2. Par ailleurs, aux termes de l’article R. 432-1 du code de l’entrée et du séjour des étrangers et du droit d’asile : « Le silence gardé par l’autorité administrative sur les demandes de titres de séjour vaut décision implicite de rejet ». Aux termes de l’article R. 432-2 du même code : « La décision implicite de rejet mentionnée à l’article R. 432-1 naît au terme d’un délai de quatre mois. / Par dérogation au premier alinéa, ce délai est de quatre-vingt-dix jours lorsque l’étranger sollicite la délivrance d’un titre de séjour mentionné aux articles R. 421-23, R. 421-43, R. 421-47, R. 421-54, R. 421-54, R. 421-60, R. 422-5, R. 422-12, R. 426-14 et R. 426-17. ». La circonstance qu’un étranger se soit vu délivrer ou renouveler un récépissé ou une attestation de prolongation de l’instruction pour une durée supérieure au délai mentionné à l’article R. 432-2 du code de l’entrée et du séjour des étrangers et du droit d’asile ou postérieurement à l’expiration de ce délai ne fait pas obstacle à la naissance ou au maintien de la décision implicite de refus née du silence gardé par l’administration au terme ce délai.

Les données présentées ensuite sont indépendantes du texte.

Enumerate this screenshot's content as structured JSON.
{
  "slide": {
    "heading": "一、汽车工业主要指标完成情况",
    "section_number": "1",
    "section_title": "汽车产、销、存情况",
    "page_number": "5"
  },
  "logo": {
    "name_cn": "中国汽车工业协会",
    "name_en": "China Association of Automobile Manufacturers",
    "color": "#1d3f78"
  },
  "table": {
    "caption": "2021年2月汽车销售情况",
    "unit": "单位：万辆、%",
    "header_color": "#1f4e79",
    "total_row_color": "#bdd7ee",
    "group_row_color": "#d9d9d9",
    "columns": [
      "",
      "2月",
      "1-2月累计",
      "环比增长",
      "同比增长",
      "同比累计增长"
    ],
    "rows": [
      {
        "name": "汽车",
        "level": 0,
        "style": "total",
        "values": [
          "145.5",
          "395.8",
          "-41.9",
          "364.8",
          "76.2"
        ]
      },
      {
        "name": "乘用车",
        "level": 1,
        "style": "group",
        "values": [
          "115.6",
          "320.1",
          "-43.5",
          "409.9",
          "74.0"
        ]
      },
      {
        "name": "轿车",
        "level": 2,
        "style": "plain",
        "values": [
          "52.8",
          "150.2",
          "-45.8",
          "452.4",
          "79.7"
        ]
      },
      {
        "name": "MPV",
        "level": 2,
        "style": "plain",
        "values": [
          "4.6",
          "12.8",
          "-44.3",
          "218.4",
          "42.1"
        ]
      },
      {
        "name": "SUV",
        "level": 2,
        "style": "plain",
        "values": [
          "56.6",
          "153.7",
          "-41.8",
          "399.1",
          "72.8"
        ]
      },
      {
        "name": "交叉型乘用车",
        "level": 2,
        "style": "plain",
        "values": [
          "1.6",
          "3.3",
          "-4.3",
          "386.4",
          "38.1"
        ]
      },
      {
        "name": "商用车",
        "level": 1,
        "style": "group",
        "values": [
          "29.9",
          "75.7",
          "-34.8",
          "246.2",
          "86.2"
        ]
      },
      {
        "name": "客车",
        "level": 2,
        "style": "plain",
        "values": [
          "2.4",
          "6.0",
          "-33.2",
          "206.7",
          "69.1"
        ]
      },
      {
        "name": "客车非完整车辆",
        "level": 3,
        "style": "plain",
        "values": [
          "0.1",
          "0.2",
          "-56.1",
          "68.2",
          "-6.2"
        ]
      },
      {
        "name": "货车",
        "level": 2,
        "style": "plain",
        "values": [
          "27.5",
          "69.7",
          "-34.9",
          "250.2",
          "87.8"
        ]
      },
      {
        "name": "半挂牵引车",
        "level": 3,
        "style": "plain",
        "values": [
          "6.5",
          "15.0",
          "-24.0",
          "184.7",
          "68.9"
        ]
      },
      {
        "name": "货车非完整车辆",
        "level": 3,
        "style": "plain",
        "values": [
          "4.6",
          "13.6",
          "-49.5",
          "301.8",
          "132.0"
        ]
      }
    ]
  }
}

4. Mme B sollicite l’intervention du juge des référés sur sa demande de titre de séjour « étudiant » déposée le 20 novembre 2024. En vertu des dispositions du code de l’entrée et du séjour des étrangers et du droit d’asile, rappelées au point 3, le silence gardé par l’administration sur cette demande a fait naître une décision implicite de rejet à l’expiration d’une période de quatre-vingt-dix jours après son enregistrement. La demande de Mme B doit ainsi être regardée comme ayant fait l’objet d’une décision implicite de rejet le 20 février 2025. Eu égard à l’intervention de cette décision implicite de rejet, la demande formée par Mme B sur le fondement de l’article L. 521-3 du code de justice administrative est de nature à faire obstacle à l’exécution de cette décision administrative. Il en résulte que, s’il est loisible à l’intéressée, si elle s’y croit fondée, de contester cette décision par la voie de l’excès de pouvoir et du référé à fins de suspension d’exécution, la mesure sollicitée ne saurait être prononcée par le juge des référés statuant sur le fondement de l’article L. 521-3 du code de justice administrative.
6. Il résulte de ce qui précède que la requête de Mme B peut être rejetée sur le fondement de l’article L. 522-3, en toutes ses conclusions.
O R D O N N E
Article 1r : La requête de Mme B est rejetée.
Article 2 : La présente ordonnance sera notifiée à Mme B.
Copie en sera adressée à la préfète de l’Isère.
Fait à Grenoble, le 28 juillet 2025.
Le juge des référés,
C. VIAL-PAILLER
La République mande et ordonne au ministre de l’intérieur en ce qui le concerne et à tous commissaires de justice à ce requis en ce qui concerne les voies de droit commun contre les parties privées, de pourvoir à l’exécution de la présente décision.